A divided Legislature ensures continued political conflict at the Capitol, with the prospect of 2022 politics now emerging. Walz will be up for reelection, while Senate Majority Leader Paul Gazelka, R-East Gull Like, could be considering a run after helping Republicans retain their Senate majority.
“2022 politics will feature very heavily in the session, and it will not make legislating any easier, or any easier to pass a budget,” said DFL operative Jeremy Drucker, who served in the office of former Gov. Mark Dayton.
Next year’s Legislature will have to negotiate with Walz on a new two-year budget and close a projected $4.7 billion shortfall. The budget process has been a battle in the past: In 2011, a dispute between the GOP Legislature and Dayton led to a lengthy government shutdown.
At stake next session: School, roads, health and social spending — and the taxes to pay for them.
“Health care advocates are not going to want to see cuts. Business interests are not going to want to see revenue increases,” Drucker said. “But you have to make the math work, and the halcyon days of budget surpluses are over.”
Senate Republicans will return emboldened by their victory Tuesday and may be keen on continuing to needle Walz, particularly on his handling of the pandemic.
Since May, Republicans in the Senate have voted to end his emergency powers that have allowed him to unilaterally implement a mask mandate and business restrictions.
They have also attempted to pressure Walz into rescinding those powers, sacking two members of his cabinet: former Department of Labor and Industry Commissioner Nancy Leppink and former Commerce Commissioner Steve Kelley.
Many voters named the state’s pandemic response as a major issue this election, including Elko resident Mike Featherston, who sells Trump merchandise out of a repurposed school bus. Featherston said he supports Republicans because he believes in personal freedoms and is opposed to the mask mandate.
“It’s a historic election. Every generation has a historic election and this is mine,” Featherson said.
Walz, who took office in 2019, negotiated the current two-year budget with House Speaker Melissa Hortman, DFL-Brooklyn Park, and Gazelka.
The three were able to conclude that year’s legislative session relatively peaceably by reaching a compromise on the state budget.

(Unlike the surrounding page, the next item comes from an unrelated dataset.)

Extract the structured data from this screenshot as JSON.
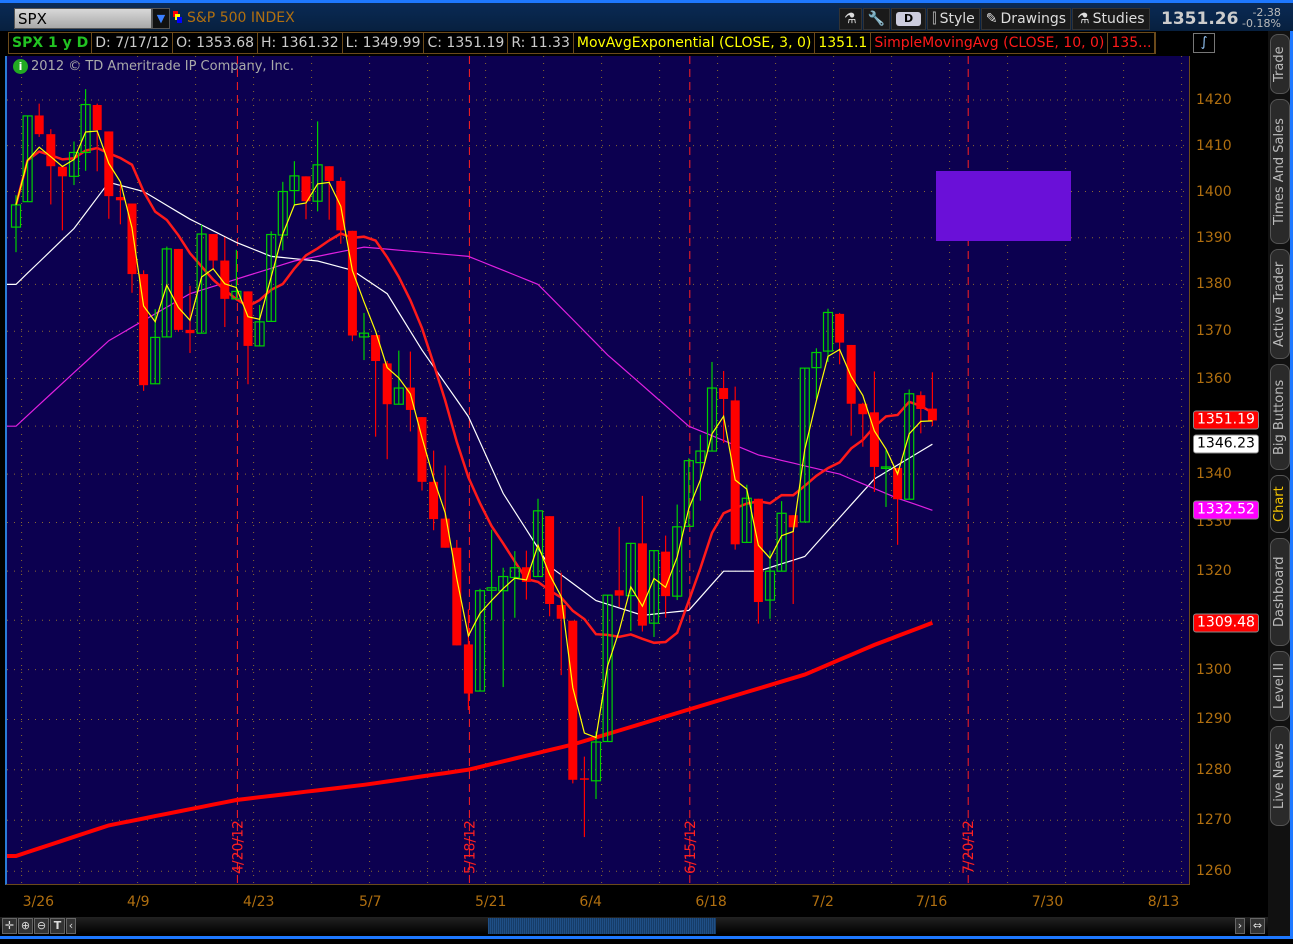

But 2021 will prove different.
Gazelka, as the state’s top legislative Republican, will be on the short list of potential GOP candidates for governor. Walz, widely expected to seek reelection, will be keen on ensuring his budget priorities are enacted.
The budget battles will come down to familiar ideological differences. Democrats say they will aim to raise revenues to stave off budget cuts — especially to already embattled schools — by potentially increasing taxes on tobacco and closing corporate tax loopholes. Republicans, meanwhile, are calling for government-wide agency budget cuts, as well as rejecting any potential tax increases that they say are unaffordable amid a recession.
The House and Senate are likely to stalemate on a host of other contentious issues, including restrictions on abortion and guns; paid family leave; marijuana legalization; and copper-nickel mining and other issues related to environmental regulation.
Another key conflict: Redistricting. Democrats had hoped to achieve the coveted “trifecta,” meaning control of the governor’s office and both chambers of the Legislature, which would allow them to draw favorable legislative and congressional maps following the 2020 census. A divided Legislature likely means that task will be left to the courts.